BLOG: The Next Generation Workforce Must Value Social Enterprises | Wates

The call to action follows Zak’s 18-month tenure as one of four Wates social enterprise ambassadors in the Midlands who have worked together to embed SEs in Wates’ regional project supply chain.

When you really get under the skin of what a social enterprise is set up to do, it’s a really effective business model. SEs are businesses that use their profits to support some of the most vulnerable members of society, with the money they make going towards improving the lives of local people.

“Wates has a very strong commitment to engage with SEs and in 2016 we spent £2.13m with the sector across the UK. We have also pledged to spend £20m with SEs by 2020 so it’s been an amazing opportunity to work as a social enterprise ambassador for a business that really understands the great work that SEs do.

“In Nottingham our work with social enterprises includes Streetwise Environmental, who have recently completed a £20k landscaping job at our Bluecoat Academy project for Nottingham City Council. Streetwise work with the aim of protecting and caring for the environment and they use their work to give talks and education programmes to help spread the message, so having them as part of our supply chain has also been a great way to ensure we’re working sustainably.”

 

Zak and his colleagues have now handed over their responsibilities to the new social enterprise ambassadors in the Midlands, who will each carry on Zak’s work to increase awareness and use of SEs.

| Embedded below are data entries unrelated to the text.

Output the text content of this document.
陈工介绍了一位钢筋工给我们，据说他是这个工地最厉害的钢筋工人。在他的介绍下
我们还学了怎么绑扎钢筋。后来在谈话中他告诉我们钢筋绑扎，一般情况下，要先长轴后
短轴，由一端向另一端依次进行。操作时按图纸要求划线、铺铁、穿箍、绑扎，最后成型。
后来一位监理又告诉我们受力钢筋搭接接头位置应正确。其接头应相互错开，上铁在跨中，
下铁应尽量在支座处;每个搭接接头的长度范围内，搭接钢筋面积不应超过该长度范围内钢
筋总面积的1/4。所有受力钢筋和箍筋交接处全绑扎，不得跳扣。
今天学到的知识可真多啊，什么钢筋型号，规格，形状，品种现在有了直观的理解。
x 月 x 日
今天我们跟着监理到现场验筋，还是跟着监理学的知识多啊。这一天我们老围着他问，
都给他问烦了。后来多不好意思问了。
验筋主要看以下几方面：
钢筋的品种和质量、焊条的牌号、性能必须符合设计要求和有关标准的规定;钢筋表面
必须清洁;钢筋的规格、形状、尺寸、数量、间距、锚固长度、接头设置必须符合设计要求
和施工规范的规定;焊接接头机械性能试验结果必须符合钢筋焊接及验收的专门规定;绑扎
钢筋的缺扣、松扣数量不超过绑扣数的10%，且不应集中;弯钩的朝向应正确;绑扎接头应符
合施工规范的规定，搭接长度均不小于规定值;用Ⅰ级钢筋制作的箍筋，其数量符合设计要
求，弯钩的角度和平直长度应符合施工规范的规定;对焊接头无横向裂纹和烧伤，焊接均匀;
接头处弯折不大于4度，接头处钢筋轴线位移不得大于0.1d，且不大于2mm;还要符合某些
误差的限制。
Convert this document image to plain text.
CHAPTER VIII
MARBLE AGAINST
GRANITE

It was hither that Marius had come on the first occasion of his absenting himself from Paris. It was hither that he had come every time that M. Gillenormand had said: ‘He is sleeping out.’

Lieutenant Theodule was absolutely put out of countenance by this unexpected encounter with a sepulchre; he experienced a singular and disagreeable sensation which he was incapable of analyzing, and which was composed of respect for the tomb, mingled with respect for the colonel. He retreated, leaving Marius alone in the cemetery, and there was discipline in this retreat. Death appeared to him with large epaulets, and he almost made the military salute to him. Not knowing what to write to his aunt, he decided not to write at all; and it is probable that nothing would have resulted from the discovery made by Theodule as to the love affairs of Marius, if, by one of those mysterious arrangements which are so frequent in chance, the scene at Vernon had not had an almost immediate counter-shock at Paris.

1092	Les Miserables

Being a social enterprise ambassador alongside my surveying role has been such an important part of my career development. Working with our project supply chain is a huge part of my day-to-day job and understanding where social enterprises fit within this has been such a rewarding learning experience.

“Since joining Wates, all of the projects that I have worked on have been through our procurement partners in the region, the East Midlands Property Alliance (empa), and this has further helped our work with SEs. As a lead partner on the framework, we work with empa to make sure that we use local suppliers and sub-contractors where possible. This way we make sure that project budgets are reinvested back into the local economy.

“I am very proud to have been able to take this a step further and to have been a part of not only buying local, but also buying social, something I will take with me for the rest of my career.”

Throughout his time with Wates, Zak has worked across a range of empa projects in the East Midlands. These include Bluecoat Academy in Nottingham, the new Wellingborough Crematorium, Worksop Bus Station and the new Vehicle Depot in Blaby.